Yes, that's right. Instead of the telephone booth in which Bill and Ted ultimately travel through time (so they can complete their history report and save the world), they nearly tooled around in a time van — a 1969 Chevrolet time van, to be exact. The change was made to avoid comparisons with another time travel franchise: Back to the Future. A van and a DeLorean were seen as too similar.
But that's not the only way Bill & Ted's Excellent Adventure was nearly completely different.
Time traveling in a van to meet... Hitler?
Hop in our Totally Tubular Parallel Universe Hopping Website and let's take a gander at the Bill & Ted movie we nearly got. In addition to the title and the method of travel, Bill and Ted themselves were nearly completely different dudes.
Writers Ed Solomon and Chris Matheson originally conceived Bill and Ted as "14-year-old skinny guys, with low-rider bell-bottoms and heavy metal T-shirts" who were hated by their classmates. Considering Pauly Shore was up for the role of Bill S. Preston, you can almost see where they were going with that idea. Thankfully, Reeves and Winter linked up early during auditions and cultivated the versions of the characters we wound up seeing in the final film.
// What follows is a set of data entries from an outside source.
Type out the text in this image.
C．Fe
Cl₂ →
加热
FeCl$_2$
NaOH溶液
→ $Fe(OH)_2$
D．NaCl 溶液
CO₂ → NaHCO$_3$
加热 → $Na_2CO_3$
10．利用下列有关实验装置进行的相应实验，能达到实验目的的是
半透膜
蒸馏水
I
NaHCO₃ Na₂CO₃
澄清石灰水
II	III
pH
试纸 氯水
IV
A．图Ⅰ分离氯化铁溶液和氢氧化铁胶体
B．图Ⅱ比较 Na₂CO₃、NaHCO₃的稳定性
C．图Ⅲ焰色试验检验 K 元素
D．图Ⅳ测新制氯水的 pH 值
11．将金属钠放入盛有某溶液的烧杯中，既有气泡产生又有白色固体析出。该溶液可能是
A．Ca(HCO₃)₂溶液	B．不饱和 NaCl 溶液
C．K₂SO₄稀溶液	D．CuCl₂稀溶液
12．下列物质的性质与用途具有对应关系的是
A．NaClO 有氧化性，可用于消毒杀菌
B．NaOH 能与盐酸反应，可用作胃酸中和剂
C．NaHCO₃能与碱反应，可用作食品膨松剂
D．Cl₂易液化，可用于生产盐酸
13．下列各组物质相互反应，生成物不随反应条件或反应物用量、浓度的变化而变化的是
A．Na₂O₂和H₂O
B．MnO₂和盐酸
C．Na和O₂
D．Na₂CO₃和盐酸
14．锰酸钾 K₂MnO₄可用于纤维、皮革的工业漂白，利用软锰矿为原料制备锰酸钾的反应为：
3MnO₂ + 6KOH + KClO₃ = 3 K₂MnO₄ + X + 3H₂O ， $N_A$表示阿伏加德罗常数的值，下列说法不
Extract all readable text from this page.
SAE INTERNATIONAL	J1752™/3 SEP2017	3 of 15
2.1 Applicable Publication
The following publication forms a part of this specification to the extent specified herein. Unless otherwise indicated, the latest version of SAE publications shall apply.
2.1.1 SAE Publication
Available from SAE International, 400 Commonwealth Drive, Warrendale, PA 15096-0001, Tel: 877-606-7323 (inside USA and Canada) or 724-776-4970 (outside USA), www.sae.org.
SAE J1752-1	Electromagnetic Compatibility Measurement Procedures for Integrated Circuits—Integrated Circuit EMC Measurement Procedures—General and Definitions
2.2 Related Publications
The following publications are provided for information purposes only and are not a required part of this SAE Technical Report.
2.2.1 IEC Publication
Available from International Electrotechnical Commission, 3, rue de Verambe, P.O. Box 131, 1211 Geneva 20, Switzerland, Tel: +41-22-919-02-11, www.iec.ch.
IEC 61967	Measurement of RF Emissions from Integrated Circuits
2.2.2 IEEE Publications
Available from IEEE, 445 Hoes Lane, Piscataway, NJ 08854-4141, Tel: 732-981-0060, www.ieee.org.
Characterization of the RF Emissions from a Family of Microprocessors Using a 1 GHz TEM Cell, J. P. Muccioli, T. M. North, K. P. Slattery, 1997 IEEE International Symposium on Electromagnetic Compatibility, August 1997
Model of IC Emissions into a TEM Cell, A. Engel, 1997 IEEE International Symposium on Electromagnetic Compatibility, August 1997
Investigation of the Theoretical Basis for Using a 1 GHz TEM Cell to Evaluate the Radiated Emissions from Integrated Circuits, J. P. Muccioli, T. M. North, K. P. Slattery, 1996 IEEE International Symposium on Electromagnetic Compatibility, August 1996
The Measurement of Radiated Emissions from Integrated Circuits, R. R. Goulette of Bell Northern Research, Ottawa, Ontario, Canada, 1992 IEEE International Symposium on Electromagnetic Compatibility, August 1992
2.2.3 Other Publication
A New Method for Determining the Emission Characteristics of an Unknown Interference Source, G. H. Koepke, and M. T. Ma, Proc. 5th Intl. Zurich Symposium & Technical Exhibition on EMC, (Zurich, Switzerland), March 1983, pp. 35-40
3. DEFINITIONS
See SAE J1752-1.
Another massive change from the original story is who Bill and Ted first nab in the time traveling adventures. In the movie, Napoleon Bonaparte accidentally hitches a ride in the time machine and winds up kicking it around San Dimas, eating sundaes, getting thrown out of bowling alleys, and going to water parks. In an earlier draft, there was a very different historical figure in that role — Adolf Hitler. Let's be honest — it's very good that they changed that idea to Napoleon.
Speaking of historical figures, Bill and Ted were originally scripted to meet Charlemagne and Babe Ruth. There was also a subplot in which Bill and Ted's classmates accidentally kill Julius Caesar. Suffice to say, things would have been very different if Bill and Ted had traveled by van instead of by phone booth. The Rufus who gave them the van from wouldn't have even been from the future — he'd just have been a 28-year-old friend. Weird!
Bill and Ted Face the Music is in theaters and on VOD beginning August 28, 2020.